結構雪は積もっていて、地上へ降りると膝下くらいまですっかり覆われてしまう。



「これからどこへ向かう気だ、セツナ。」

「川を目指す・・・かなり厳しいと思うけど、急ごう。」

ザクザクと雪を掻き分け、私達は走り出した。

しかし、夏用の服装で、雪の中を走るのは中々根気のいることだった。

ましてや私達はプールからこちらへ飛ばされた為、身体は元々冷えていたのだ。



「・・・ヤバ・・・・・・。」

走り出してものの3分。

思うように足が動かなくなり、途端にスピードが落ちてくる。

タカオもカイも結構しんどそうで、それから5分後。

私達は車で追ってきたお父さんに捕まってしまった。















「・・・・・・。」

車の中で、私は一言も言葉を発することは無かった。

お父さんにぶたれた頬が痛い。

無理矢理捕まれた腕が痛い。

これからどうなってしまうのか、考えただけで・・・・・・怖い・・・・・・。














「セツナは上でお母さんと話してなさい。・・・お父さんはこの二人に、話がある。」

「!!ふざけるな!!二人に何する気だ!?」

「話をするだけだ!!!!」

久しぶりに怒鳴られ、身体がカチンと固まる。

お父さんに怒鳴られるのは苦手だ・・・。

「・・・まずは身体を暖めて来なさい。

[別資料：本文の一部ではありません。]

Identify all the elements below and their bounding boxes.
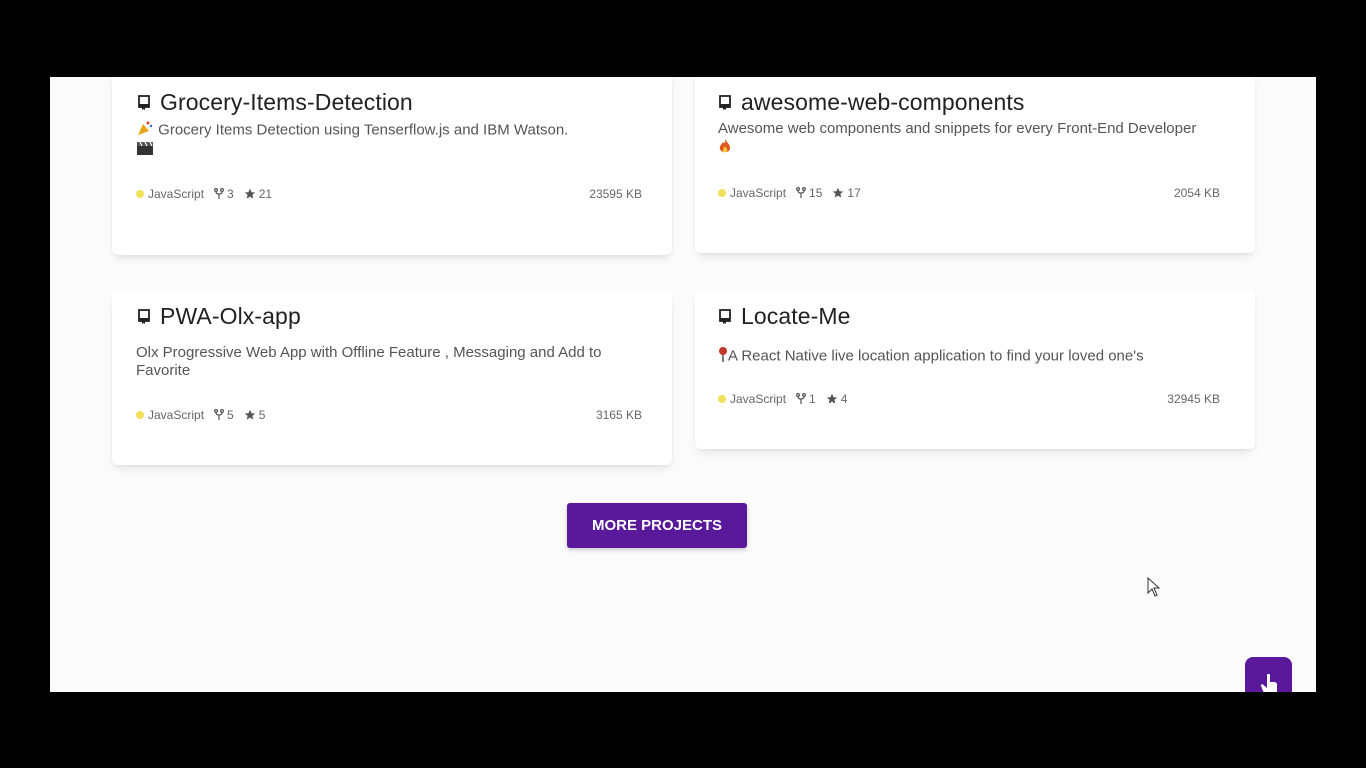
star-icon <box>826 393 837 404</box>
language-dot <box>136 190 144 198</box>
fork-icon <box>214 409 225 420</box>
mouse-pointer-icon <box>1147 576 1161 602</box>
project-card[interactable]: PWA-Olx-app Olx Progressive Web App with… <box>112 289 672 465</box>
star-icon <box>244 409 255 420</box>
project-description: Olx Progressive Web App with Offline Fea… <box>136 344 602 379</box>
star-icon <box>244 188 255 199</box>
project-card[interactable]: Grocery-Items-Detection Grocery Items De… <box>112 77 672 255</box>
star-count: 4 <box>840 392 848 406</box>
repo-icon <box>719 308 733 325</box>
project-meta: JavaScript 15 17 <box>718 186 871 200</box>
project-card[interactable]: Locate-Me A React Native live location a… <box>695 289 1255 449</box>
star-count: 21 <box>258 187 273 201</box>
project-title[interactable]: Locate-Me <box>741 303 851 330</box>
project-size: 32945 KB <box>1167 392 1220 406</box>
repo-icon <box>719 94 733 111</box>
fork-count: 5 <box>227 408 234 422</box>
project-description: Grocery Items Detection using Tenserflow… <box>136 120 646 161</box>
project-title[interactable]: Grocery-Items-Detection <box>160 89 413 116</box>
project-size: 3165 KB <box>595 408 642 422</box>
fork-icon <box>796 187 807 198</box>
scroll-top-button[interactable] <box>1245 657 1292 692</box>
page-viewport: Grocery-Items-Detection Grocery Items De… <box>50 77 1316 692</box>
project-size: 23595 KB <box>589 187 642 201</box>
clapper-board-icon <box>136 141 154 161</box>
language-label: JavaScript <box>730 392 787 406</box>
fork-icon <box>214 188 225 199</box>
language-dot <box>718 395 726 403</box>
language-dot <box>718 189 726 197</box>
project-meta: JavaScript 3 21 <box>136 187 282 201</box>
project-title[interactable]: PWA-Olx-app <box>160 303 301 330</box>
project-size: 2054 KB <box>1173 186 1220 200</box>
repo-icon <box>138 308 152 325</box>
project-description: Awesome web components and snippets for … <box>718 119 1198 159</box>
project-title[interactable]: awesome-web-components <box>741 89 1024 116</box>
pointing-hand-icon <box>1259 673 1279 692</box>
star-count: 17 <box>847 186 861 200</box>
fork-icon <box>796 393 807 404</box>
language-label: JavaScript <box>148 408 205 422</box>
project-description: A React Native live location application… <box>718 346 1238 367</box>
fork-count: 1 <box>809 392 816 406</box>
star-count: 5 <box>258 408 266 422</box>
language-dot <box>136 411 144 419</box>
star-icon <box>833 187 844 198</box>
project-meta: JavaScript 1 4 <box>718 392 857 406</box>
project-meta: JavaScript 5 5 <box>136 408 275 422</box>
more-projects-button[interactable]: MORE PROJECTS <box>567 503 747 548</box>
language-label: JavaScript <box>148 187 205 201</box>
fork-count: 15 <box>809 186 823 200</box>
repo-icon <box>138 94 152 111</box>
fork-count: 3 <box>227 187 234 201</box>
fire-icon <box>718 138 732 159</box>
pushpin-icon <box>718 346 728 367</box>
party-popper-icon <box>136 120 154 141</box>
language-label: JavaScript <box>730 186 787 200</box>
project-card[interactable]: awesome-web-components Awesome web compo… <box>695 77 1255 253</box>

」

「・・・・・・。」

「いいな!?」

「っ、・・・・・・はい・・・。」

去り際に二人と目が合う。



"ごめんね・・・。"

心の中で謝って、私はお母さんと共に部屋へ戻った。













「セツナ、貴方がいなくなって本当に大変だったのよ?さっき警察の方や学校にも連絡したけれど、このままじゃ受験にも響くわよ?」

「・・・・・・。」

「・・・ねぇセツナ。お母さんもお父さんも悪かったって思っているわ。・・・ジンがいなくなって、貴方もいなくなってやっとわかったのよ。やり直したいと思ってる。・・・だから、」

「あの二人とはもう会うな、そう言いたいんでしょ?」

「・・・・・・。」

「・・・お父さんに言っても信じてもらえなかったけど、私達、他の世界から来たんだ。・・・私はそこで生きることに決めたから。もうここへ帰ってこないつもりで出て来たんだから、邪魔をしないで。」

「・・・・・・。」

お母さんは完全に黙りこんでしまった。

私は今度こそとコートを羽織ると、お兄ちゃんの服を取りに行くために部屋を出る。



一瞬だけ、お母さんの嗚咽が聞こえたけれど、振り返ることはなかった。